Tuesday, 6 July 2010

Penrith. Submission on metro strategy

Penrith’s status as a regional city will help ensure that ratepayers enjoy the benefits of Sydney’s growth during the next 25 years, according to Penrith Mayor Kevin Crameri when commenting on council’s submission to the Metropolitan Strategy review. “Under our regional city status there will be a greater diversity and range of quality jobs, commercial, retail, health, cultural, recreation, entertainment, and lifestyle opportunities for ourselves and our children.” Cr Crameri said the strategy review again reinforceed the need for “adequate” infrastructure support from government.


Region. Metcash to expand

The board of food wholesaler Metcash has decided to establish a "mega-distribution centre" in Western Sydney adding to its centres in Silverwater and Blacktown. The company is yet to choose from two locations for the centre. "Over the next 12 to 18 to 24 months, we will slowly, slowly move dry, frozen, chilled, liquor, convenience store distribution onto the mega-distribution centre," Metcash CEO, Andrew Reitzer, said.


Region. Employment of apprentices

This year marks 100 years of training apprentices at EnergyAustralia, with more than 4000 apprentice line workers, electrical mechanics, cable jointers and motor mechanics joining the company since 1910. Executive manager of learning and development, Tom Emeleus, said EnergyAustralia hoped to employ about 160 apprentices next year, adding to the 600 apprentices already in training at Silverwater, Meadowbank, Wallsend and Muswellbrook. The class of 2011 will be the first to begin their training at EnergyAustralia's new state-of-the-art Silverwater Learning Centre to be completed by early next year.


Baulkham Hills. $10.5 million upgrade

Food and beverage group, National Foods, will spend $10.5 million to upgrade its facility, at Baulkham Hills, following plans to close its Wetherill Park plant by March 2012. “We will be transferring volume across to the Baulkham Hills site. The upgrade will be around new equipment and also up-skilling our people to deal with the new equipment and new products,” said a spokeswoman for the Japanese-owned company. An undecided number of additional jobs would be created.

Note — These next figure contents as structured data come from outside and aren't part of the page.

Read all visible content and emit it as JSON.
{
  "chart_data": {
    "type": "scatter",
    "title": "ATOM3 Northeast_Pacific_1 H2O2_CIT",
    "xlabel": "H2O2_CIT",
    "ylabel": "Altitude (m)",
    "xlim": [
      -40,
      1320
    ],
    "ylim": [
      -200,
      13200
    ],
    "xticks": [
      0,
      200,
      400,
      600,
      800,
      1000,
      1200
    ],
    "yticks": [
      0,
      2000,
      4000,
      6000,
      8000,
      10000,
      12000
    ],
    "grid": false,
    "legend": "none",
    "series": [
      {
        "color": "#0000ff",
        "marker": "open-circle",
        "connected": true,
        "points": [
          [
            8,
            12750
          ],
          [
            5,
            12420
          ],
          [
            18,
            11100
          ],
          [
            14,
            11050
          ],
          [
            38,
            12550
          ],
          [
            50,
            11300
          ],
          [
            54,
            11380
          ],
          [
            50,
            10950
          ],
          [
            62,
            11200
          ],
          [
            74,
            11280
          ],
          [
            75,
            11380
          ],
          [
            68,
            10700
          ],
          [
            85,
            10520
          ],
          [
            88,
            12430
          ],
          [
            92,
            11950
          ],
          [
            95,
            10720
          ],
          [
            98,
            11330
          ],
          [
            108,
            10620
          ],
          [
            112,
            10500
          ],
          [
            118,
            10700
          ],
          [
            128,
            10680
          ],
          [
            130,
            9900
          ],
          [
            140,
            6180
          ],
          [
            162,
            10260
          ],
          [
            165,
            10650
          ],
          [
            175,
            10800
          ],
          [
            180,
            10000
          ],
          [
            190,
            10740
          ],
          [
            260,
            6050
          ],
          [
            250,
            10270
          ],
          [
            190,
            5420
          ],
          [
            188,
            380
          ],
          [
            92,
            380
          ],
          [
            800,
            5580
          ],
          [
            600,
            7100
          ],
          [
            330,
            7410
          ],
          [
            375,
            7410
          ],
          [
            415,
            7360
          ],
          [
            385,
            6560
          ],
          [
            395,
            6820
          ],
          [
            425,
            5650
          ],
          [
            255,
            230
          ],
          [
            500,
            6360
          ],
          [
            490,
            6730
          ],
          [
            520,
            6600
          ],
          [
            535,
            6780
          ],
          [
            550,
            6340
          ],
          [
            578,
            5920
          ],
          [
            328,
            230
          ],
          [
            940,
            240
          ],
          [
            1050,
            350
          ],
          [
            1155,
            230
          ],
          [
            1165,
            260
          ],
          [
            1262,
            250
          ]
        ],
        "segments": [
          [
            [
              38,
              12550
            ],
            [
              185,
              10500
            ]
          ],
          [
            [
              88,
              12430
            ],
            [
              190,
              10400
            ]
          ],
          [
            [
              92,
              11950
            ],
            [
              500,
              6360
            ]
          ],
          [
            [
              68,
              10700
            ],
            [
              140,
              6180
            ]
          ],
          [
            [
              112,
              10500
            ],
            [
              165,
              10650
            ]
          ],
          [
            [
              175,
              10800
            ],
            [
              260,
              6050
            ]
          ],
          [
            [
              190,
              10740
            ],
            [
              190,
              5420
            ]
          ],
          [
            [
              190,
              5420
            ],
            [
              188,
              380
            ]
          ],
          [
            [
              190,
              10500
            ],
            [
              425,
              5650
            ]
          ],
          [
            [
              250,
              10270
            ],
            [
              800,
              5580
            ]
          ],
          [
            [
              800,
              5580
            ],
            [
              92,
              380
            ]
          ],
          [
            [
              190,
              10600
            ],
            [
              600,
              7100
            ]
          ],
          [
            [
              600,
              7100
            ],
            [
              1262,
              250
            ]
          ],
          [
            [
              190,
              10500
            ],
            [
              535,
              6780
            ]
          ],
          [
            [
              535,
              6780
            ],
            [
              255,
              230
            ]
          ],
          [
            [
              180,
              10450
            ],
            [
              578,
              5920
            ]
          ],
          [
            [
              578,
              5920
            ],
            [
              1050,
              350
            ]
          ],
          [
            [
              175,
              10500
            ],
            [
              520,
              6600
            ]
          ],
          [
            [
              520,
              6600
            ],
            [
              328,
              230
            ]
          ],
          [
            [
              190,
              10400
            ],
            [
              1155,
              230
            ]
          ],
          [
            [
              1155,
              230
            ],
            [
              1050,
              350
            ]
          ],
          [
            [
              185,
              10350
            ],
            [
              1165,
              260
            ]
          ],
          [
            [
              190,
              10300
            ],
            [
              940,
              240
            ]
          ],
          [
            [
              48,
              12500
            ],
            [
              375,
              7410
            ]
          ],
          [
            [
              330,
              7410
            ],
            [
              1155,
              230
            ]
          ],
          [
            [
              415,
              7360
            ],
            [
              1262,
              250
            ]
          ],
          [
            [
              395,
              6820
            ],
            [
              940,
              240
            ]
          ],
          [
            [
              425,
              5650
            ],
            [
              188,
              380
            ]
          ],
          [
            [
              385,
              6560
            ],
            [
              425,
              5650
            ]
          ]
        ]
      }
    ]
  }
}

Penrith. ATO office is 20 years old

The Australian Taxation Office, the tallest building in Penrith, has been in the city for 20 years. About 40 per cent of the ATO's customer-service staff work in the Penrith office, making it the largest call centre in the country, according to a spokesperson. Penrith Valley Chamber of Commerce CEO, Jill Woods, said bringing work closer to where people live benefits everyone. A spokesman for Penrith City Council said council hoped to see more government offices in the city.


St Marys. $14 million bus depot

Between 100 and 200 buses are based at St Marys after ComfortDelGro Cabcharge (CDC)unveiled its new $14 million depot in Lee Holm Drive. The 28,000-square-metre facility is a control centre for CDC's Westbus operations, 164 drivers, 19 mechanics and support staff which ensure the operation of 1035 bus services every week day.


South-West. Gas plant not allowed

AGL will not be permitted to construct a gas treatment plant at Varroville in Sydney’s south west, said the Minister for Planning, Tony Kelly, following discussions with the Department of Planning and Campbelltown City Council about the company’s proposed Camden Gas Project. AGL has written to the department confirming it would remove the gas treatment at Varroville from its plans. The processing facility was part of an expansion of AGL’s Camden Gas Project operations.


Region. Special rate variations aproved

The Minister for Local Government, Barbara Perry, has approved special rate variation applications by three local government authorities in Western Sydney, for the 2010-11 financial year. The variations are: Camden 4.5 per cent, Blue Mountains 4.4 per cent and Parramatta 4.9 per cent. Campbelltown withdrew its application. “Applications also had to show a strong business case showing the need for the increase,” the minister said. A special rate variation allows councils to lift their rates above the rate peg of 2.6 per cent in order to fund a specific project.


Region. Councils refuse applications

Blacktown, Camden, The Hills, Hawkesbury, Campbelltown, Holroyd, Liverpool and Penrith councils are among 16 local government authorities which are refusing to process applications for new house and land sub-divisions in protest at the state government's cap on developer levies. The cap means councils must bear any cost above $20,000 for new drainage, roads, lighting and sewerage in new estates. Clr Alison McLaren, president, of the Western Sydney Regional Organisation of Councils (WSROC), said some councils had given up trying to talk to government and had started talking directly to developers to try to convince them to pay up. A spokesman for Planning Minister,Tony Kelly, said the department was still discussing the issue with councils.